Attaques dans l'Aude : la caissière du Super U, encore choquée, reste cloîtrée chez elle

Sauvée par le colonel Beltrame pendant la prise d'otages du supermarché, Julie V. a beaucoup de mal à se reconstruire, raconte "Le Journal du Dimanche".

La devanture du Super U ciblé par l'attaque terroriste vendredi 23 mars qui a coûté la vie à 4 personnes
La devanture du Super U ciblé par l'attaque terroriste vendredi 23 mars qui a coûté la vie à 4 personnes Crédit : ERIC CABANIS / AFP
Léa Stassinet
Léa Stassinet
Journaliste

Depuis lundi 26 mars, personne n'a revu Julie. La caissière de 40 ans, avec qui le colonel Beltrame a échangé sa place lors de la prise d'otages du Super U de Trèbes préfère rester chez elle, à l'abri des regards. Comme le rapporte Le Journal du Dimanche, sa dernière apparition publique remonte à la minute de silence observée en mémoire des quatre victimes de Radouane Lakdim.

"Il a donné sa vie pour moi, il s'est fait tuer pour que je vive", a confié Julie à son entourage ce même jour. Traumatisée, elle s'était entretenue quelques heures plus tard avec Élisabeth Pelsez, la déléguée interministérielle chargée de l'aide aux victimes, qui s'était rendue sur les lieux du drame.

Pendant la prise d'otages, avant que le colonel Beltrame ne vienne à son secours, le terroriste l'a tenue en joue pendant près d'une heure, rappelle l'hebdomadaire. Radouane Lakdim "s'est servi d'elle comme d'un bouclier humain en pointant un pistolet sur sa nuque".

Mariée et mère d'une petite fille de 2 ans et demi, Julie V. vivrait depuis recluse chez elle, dans sa maison de Puichéric, village situé à 15 kilomètres de Trèbes. Le maire de la commune a tenté plusieurs fois de lui rendre visite. "Tout était fermé, les volets clos, il n'y avait personne", confie Marc Dormières dans les colonnes du JDD.
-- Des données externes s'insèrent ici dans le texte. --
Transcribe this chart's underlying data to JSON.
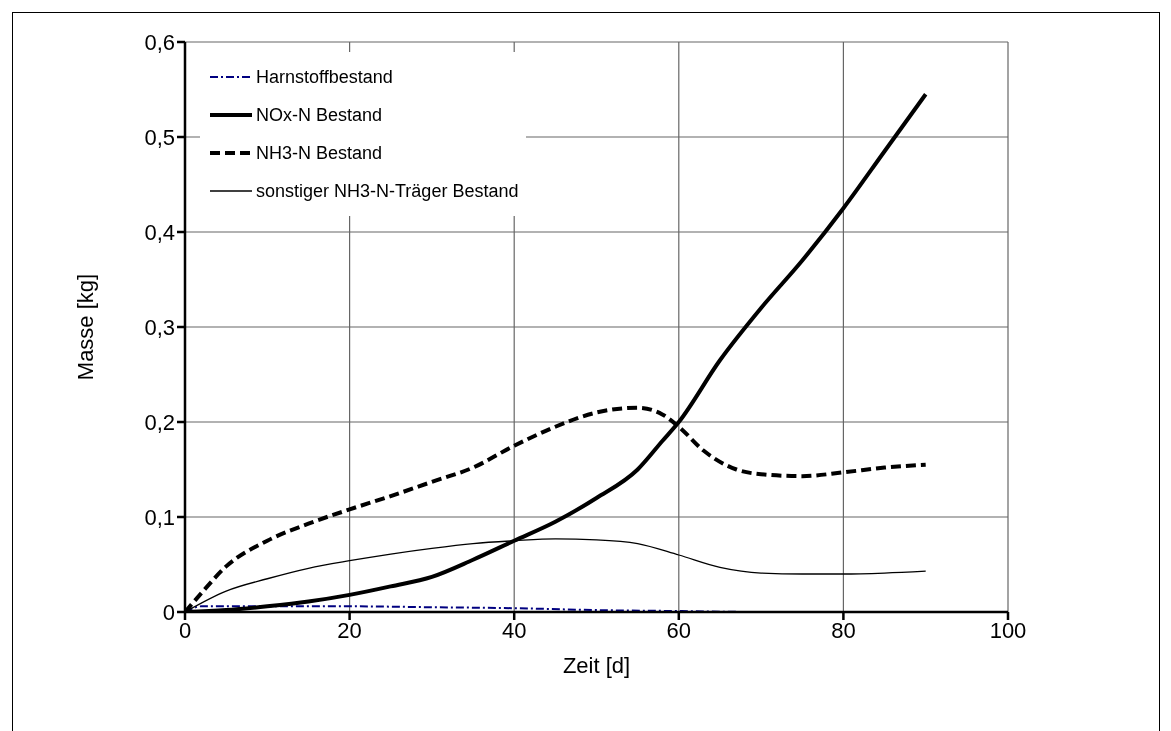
{
  "chart_data": {
    "type": "line",
    "xlabel": "Zeit [d]",
    "ylabel": "Masse [kg]",
    "xlim": [
      0,
      100
    ],
    "xticks": [
      0,
      20,
      40,
      60,
      80,
      100
    ],
    "ylim": [
      0,
      0.6
    ],
    "yticks": [
      {
        "value": 0,
        "label": "0"
      },
      {
        "value": 0.1,
        "label": "0,1"
      },
      {
        "value": 0.2,
        "label": "0,2"
      },
      {
        "value": 0.3,
        "label": "0,3"
      },
      {
        "value": 0.4,
        "label": "0,4"
      },
      {
        "value": 0.5,
        "label": "0,5"
      },
      {
        "value": 0.6,
        "label": "0,6"
      }
    ],
    "grid": true,
    "legend": "top left",
    "marker": "none",
    "series": [
      {
        "name": "Harnstoffbestand",
        "color": "#000080",
        "line_style": "dashed",
        "x": [
          0,
          2,
          10,
          20,
          30,
          40,
          50,
          60,
          70,
          90
        ],
        "values": [
          0,
          0.006,
          0.006,
          0.006,
          0.005,
          0.004,
          0.002,
          0.001,
          0,
          0
        ]
      },
      {
        "name": "NOx-N Bestand",
        "color": "#000000",
        "line_style": "solid",
        "x": [
          0,
          5,
          10,
          15,
          20,
          25,
          30,
          35,
          40,
          45,
          50,
          55,
          58,
          60,
          65,
          70,
          75,
          80,
          85,
          90
        ],
        "values": [
          0,
          0.002,
          0.006,
          0.011,
          0.018,
          0.027,
          0.037,
          0.055,
          0.075,
          0.095,
          0.12,
          0.15,
          0.18,
          0.2,
          0.265,
          0.32,
          0.37,
          0.425,
          0.485,
          0.545
        ]
      },
      {
        "name": "NH3-N Bestand",
        "color": "#000000",
        "line_style": "dashed",
        "x": [
          0,
          2,
          5,
          10,
          15,
          20,
          25,
          30,
          35,
          40,
          45,
          50,
          55,
          58,
          60,
          63,
          67,
          70,
          75,
          80,
          85,
          90
        ],
        "values": [
          0,
          0.02,
          0.048,
          0.075,
          0.093,
          0.108,
          0.122,
          0.137,
          0.152,
          0.175,
          0.195,
          0.21,
          0.215,
          0.208,
          0.195,
          0.17,
          0.15,
          0.145,
          0.143,
          0.147,
          0.152,
          0.155
        ]
      },
      {
        "name": "sonstiger NH3-N-Träger Bestand",
        "color": "#000000",
        "line_style": "solid",
        "x": [
          0,
          5,
          10,
          15,
          20,
          25,
          30,
          35,
          40,
          45,
          50,
          55,
          60,
          65,
          70,
          75,
          80,
          85,
          90
        ],
        "values": [
          0,
          0.022,
          0.035,
          0.046,
          0.054,
          0.061,
          0.067,
          0.072,
          0.075,
          0.077,
          0.076,
          0.072,
          0.06,
          0.047,
          0.041,
          0.04,
          0.04,
          0.041,
          0.043
        ]
      }
    ]
  }
}
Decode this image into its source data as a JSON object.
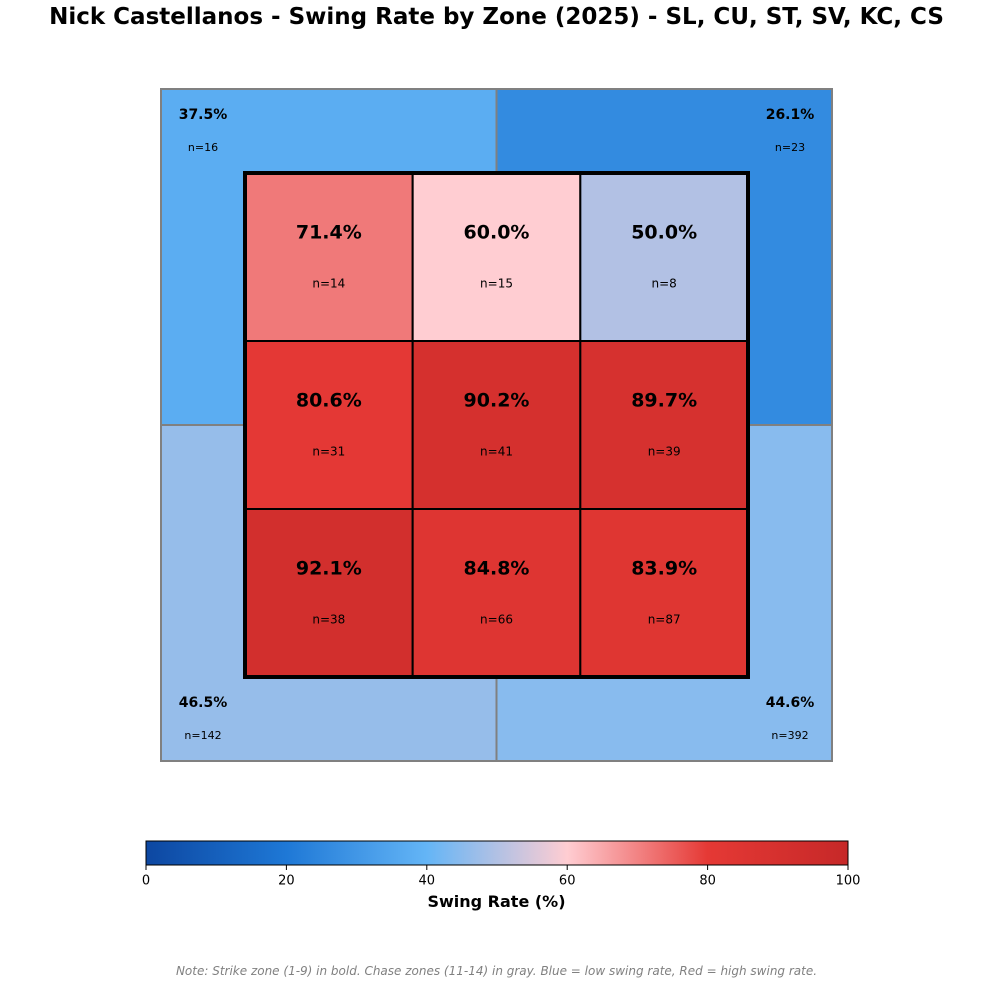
{
  "chart_data": {
    "type": "heatmap",
    "title": "Nick Castellanos - Swing Rate by Zone (2025) - SL, CU, ST, SV, KC, CS",
    "strike_zone": [
      {
        "zone": 1,
        "label": "71.4%",
        "n_label": "n=14",
        "value": 71.4
      },
      {
        "zone": 2,
        "label": "60.0%",
        "n_label": "n=15",
        "value": 60.0
      },
      {
        "zone": 3,
        "label": "50.0%",
        "n_label": "n=8",
        "value": 50.0
      },
      {
        "zone": 4,
        "label": "80.6%",
        "n_label": "n=31",
        "value": 80.6
      },
      {
        "zone": 5,
        "label": "90.2%",
        "n_label": "n=41",
        "value": 90.2
      },
      {
        "zone": 6,
        "label": "89.7%",
        "n_label": "n=39",
        "value": 89.7
      },
      {
        "zone": 7,
        "label": "92.1%",
        "n_label": "n=38",
        "value": 92.1
      },
      {
        "zone": 8,
        "label": "84.8%",
        "n_label": "n=66",
        "value": 84.8
      },
      {
        "zone": 9,
        "label": "83.9%",
        "n_label": "n=87",
        "value": 83.9
      }
    ],
    "chase_zones": [
      {
        "zone": 11,
        "position": "top-left",
        "label": "37.5%",
        "n_label": "n=16",
        "value": 37.5
      },
      {
        "zone": 12,
        "position": "top-right",
        "label": "26.1%",
        "n_label": "n=23",
        "value": 26.1
      },
      {
        "zone": 13,
        "position": "bottom-left",
        "label": "46.5%",
        "n_label": "n=142",
        "value": 46.5
      },
      {
        "zone": 14,
        "position": "bottom-right",
        "label": "44.6%",
        "n_label": "n=392",
        "value": 44.6
      }
    ],
    "colorbar": {
      "label": "Swing Rate (%)",
      "range": [
        0,
        100
      ],
      "ticks": [
        "0",
        "20",
        "40",
        "60",
        "80",
        "100"
      ],
      "colormap": "blue-white-red",
      "stops": [
        "#0d47a1",
        "#1e78d6",
        "#64b5f6",
        "#ffcdd2",
        "#e53935",
        "#c62828"
      ]
    },
    "note": "Note: Strike zone (1-9) in bold. Chase zones (11-14) in gray. Blue = low swing rate, Red = high swing rate."
  }
}
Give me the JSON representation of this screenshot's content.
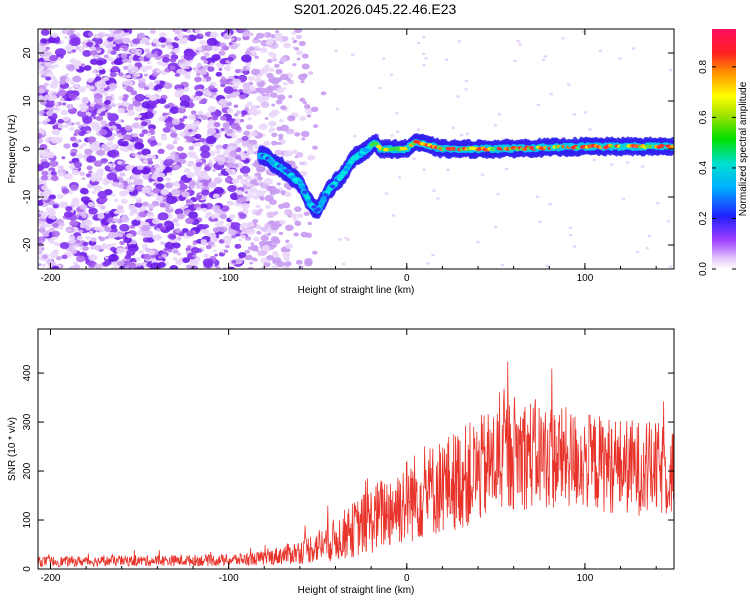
{
  "title": "S201.2026.045.22.46.E23",
  "chart_data": [
    {
      "type": "heatmap",
      "name": "spectrogram",
      "xlabel": "Height of straight line (km)",
      "ylabel": "Frequency (Hz)",
      "xlim": [
        -207,
        150
      ],
      "ylim": [
        -25,
        25
      ],
      "xticks": [
        -200,
        -100,
        0,
        100
      ],
      "yticks": [
        -20,
        -10,
        0,
        10,
        20
      ],
      "colorbar": {
        "label": "Normalized spectral amplitude",
        "range": [
          0,
          0.95
        ],
        "ticks": [
          0.0,
          0.2,
          0.4,
          0.6,
          0.8
        ],
        "tick_labels": [
          "0.0",
          "0.2",
          "0.4",
          "0.6",
          "0.8"
        ]
      },
      "ridge": {
        "x": [
          -80,
          -70,
          -60,
          -55,
          -50,
          -45,
          -40,
          -35,
          -30,
          -22,
          -18,
          -15,
          0,
          5,
          20,
          50,
          100,
          150
        ],
        "y": [
          -1.5,
          -4,
          -7,
          -11,
          -13,
          -9,
          -7,
          -5,
          -2,
          0,
          1.5,
          0,
          0,
          1.5,
          0,
          0,
          0.5,
          0.5
        ]
      }
    },
    {
      "type": "line",
      "name": "snr",
      "xlabel": "Height of straight line (km)",
      "ylabel": "SNR (10 * v/v)",
      "xlim": [
        -207,
        150
      ],
      "ylim": [
        0,
        490
      ],
      "xticks": [
        -200,
        -100,
        0,
        100
      ],
      "yticks": [
        0,
        100,
        200,
        300,
        400
      ],
      "color": "#e8332a",
      "envelope": {
        "x": [
          -207,
          -100,
          -80,
          -60,
          -40,
          -20,
          0,
          20,
          40,
          60,
          80,
          100,
          120,
          150
        ],
        "mean": [
          15,
          18,
          22,
          35,
          60,
          100,
          140,
          170,
          200,
          240,
          230,
          220,
          210,
          200
        ],
        "amp": [
          10,
          12,
          15,
          25,
          45,
          70,
          90,
          100,
          110,
          120,
          110,
          100,
          100,
          95
        ]
      }
    }
  ]
}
"Elle ne souhaite voir personne"

Vendredi 30 mars, quelqu'un lui a finalement ouvert la porte. Il s'agissait du mari de Julie. "Il m'a dit qu'elle était allongée, qu'elle se reposait. Je n'ai pas pu la voir. Lui, je le connaissais de vue. Un monsieur très bien, très gentil, apparemment ingénieur, qui aurait travaillé pendant quelques années à l'étranger", poursuit Marc Dormières. "Il m'a confié qu'ils se sont rendus à Paris mercredi pour assister à l'hommage national dans la cour des Invalides. Pour le moment son épouse reste très affectée, et elle ne souhaite voir personne", a conclu l'édile.